Единственное, что я, несчастная идиотка, могу сказать, –
Когда у меня начали уставать глаза, я пошла их промыть холодной водой в облицованную черными плитками ванную. Снаружи не доносилось ни какого шума, Париж, казалось, был где-то далеко, и я чувствовала, что меня подавляют пустой дом, темные комнаты.
К половине первого ночи я написала тридцать страниц. Я то и дело ошибалась, словно мозг у меня превратился в сухое молоко.

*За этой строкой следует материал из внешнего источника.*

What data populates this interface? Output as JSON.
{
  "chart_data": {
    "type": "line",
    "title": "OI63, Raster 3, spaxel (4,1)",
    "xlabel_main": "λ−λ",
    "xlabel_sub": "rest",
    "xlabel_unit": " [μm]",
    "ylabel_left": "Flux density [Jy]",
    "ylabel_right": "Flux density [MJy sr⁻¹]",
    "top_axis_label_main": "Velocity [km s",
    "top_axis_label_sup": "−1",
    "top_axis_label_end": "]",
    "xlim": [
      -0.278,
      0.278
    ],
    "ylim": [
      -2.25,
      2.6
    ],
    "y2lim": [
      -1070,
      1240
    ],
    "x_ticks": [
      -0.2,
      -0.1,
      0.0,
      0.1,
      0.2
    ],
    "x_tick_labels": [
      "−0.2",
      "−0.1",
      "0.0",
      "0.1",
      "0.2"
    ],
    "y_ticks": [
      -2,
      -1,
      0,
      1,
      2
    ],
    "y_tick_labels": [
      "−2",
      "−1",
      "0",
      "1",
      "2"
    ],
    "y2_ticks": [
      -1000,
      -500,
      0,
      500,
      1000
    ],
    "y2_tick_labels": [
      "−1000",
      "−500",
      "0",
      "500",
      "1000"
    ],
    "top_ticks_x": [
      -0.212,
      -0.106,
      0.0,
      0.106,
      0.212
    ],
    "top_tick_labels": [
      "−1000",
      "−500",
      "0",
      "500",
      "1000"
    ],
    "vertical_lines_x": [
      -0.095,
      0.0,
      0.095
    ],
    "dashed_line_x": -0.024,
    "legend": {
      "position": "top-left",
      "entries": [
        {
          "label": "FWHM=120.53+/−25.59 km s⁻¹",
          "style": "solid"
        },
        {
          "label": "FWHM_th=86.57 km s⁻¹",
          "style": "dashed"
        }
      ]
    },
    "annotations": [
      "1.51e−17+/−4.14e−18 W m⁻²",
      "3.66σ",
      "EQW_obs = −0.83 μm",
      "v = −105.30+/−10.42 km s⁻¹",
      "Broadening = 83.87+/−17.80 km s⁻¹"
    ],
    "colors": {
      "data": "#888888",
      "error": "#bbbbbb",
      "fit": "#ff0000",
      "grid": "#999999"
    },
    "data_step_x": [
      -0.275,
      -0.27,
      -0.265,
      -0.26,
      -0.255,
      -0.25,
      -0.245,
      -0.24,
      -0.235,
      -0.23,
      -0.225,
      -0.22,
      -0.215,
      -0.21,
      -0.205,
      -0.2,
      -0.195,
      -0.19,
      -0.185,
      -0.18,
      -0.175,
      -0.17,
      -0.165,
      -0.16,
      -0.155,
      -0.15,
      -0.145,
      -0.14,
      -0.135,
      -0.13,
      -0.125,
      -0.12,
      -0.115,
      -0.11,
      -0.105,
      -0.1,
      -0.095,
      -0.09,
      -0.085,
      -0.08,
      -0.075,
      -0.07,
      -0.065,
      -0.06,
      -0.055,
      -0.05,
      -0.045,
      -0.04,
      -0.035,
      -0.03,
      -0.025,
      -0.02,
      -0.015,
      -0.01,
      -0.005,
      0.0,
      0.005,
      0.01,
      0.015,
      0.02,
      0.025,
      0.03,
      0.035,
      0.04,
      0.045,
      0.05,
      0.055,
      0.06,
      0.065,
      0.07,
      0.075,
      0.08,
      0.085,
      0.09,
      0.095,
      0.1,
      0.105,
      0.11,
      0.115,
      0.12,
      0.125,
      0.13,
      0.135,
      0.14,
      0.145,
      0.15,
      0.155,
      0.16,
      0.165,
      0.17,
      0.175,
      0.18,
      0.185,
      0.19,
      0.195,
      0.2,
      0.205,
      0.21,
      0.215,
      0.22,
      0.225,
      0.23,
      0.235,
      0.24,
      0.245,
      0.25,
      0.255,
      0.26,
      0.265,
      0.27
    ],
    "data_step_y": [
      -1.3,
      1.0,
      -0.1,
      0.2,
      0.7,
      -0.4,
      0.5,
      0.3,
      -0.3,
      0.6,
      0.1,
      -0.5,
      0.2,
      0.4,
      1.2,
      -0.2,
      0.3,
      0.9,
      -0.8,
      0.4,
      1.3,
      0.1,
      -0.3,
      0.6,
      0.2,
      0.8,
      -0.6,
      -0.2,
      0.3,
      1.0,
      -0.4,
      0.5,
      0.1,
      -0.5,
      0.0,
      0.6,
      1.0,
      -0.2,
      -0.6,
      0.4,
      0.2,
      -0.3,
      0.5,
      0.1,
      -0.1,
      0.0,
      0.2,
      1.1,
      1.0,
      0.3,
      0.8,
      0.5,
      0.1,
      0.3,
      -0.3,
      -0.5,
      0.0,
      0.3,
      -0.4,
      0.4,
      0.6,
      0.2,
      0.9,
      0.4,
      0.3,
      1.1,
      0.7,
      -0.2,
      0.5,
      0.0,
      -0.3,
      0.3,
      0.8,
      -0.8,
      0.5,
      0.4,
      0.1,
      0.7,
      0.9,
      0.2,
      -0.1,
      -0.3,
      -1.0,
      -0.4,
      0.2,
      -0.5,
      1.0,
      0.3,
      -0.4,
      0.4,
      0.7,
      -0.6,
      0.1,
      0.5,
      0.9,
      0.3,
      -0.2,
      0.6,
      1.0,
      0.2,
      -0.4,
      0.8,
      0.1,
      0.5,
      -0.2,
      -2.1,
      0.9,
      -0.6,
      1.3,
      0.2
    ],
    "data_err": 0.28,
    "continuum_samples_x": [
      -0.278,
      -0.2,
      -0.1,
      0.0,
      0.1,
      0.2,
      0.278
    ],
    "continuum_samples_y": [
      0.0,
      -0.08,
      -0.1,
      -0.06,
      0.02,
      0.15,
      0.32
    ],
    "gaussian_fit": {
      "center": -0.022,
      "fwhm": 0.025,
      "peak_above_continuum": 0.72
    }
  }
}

Подсчитав оставшиеся страницы – их было около пятнадцати, – я закрыла машинку.
Почувствовав, что проголодалась, я съела бриошь, которую купила по дороге, ломтик ростбифа, яблоко и выпила немного вина. Мне не хотелось оставлять за собой грязную посуду, и я отправилась на поиски кухни. Она оказалась просторной, обставленной в стиле деревенской столовой, с каменной раковиной, в которой покрывались плесенью две высокие стопки тарелок. Уж я-то знаю Аниту. С тех пор как уехала в отпуск ее служанка, она наверняка ни разу не дала себе труда даже включить тостер.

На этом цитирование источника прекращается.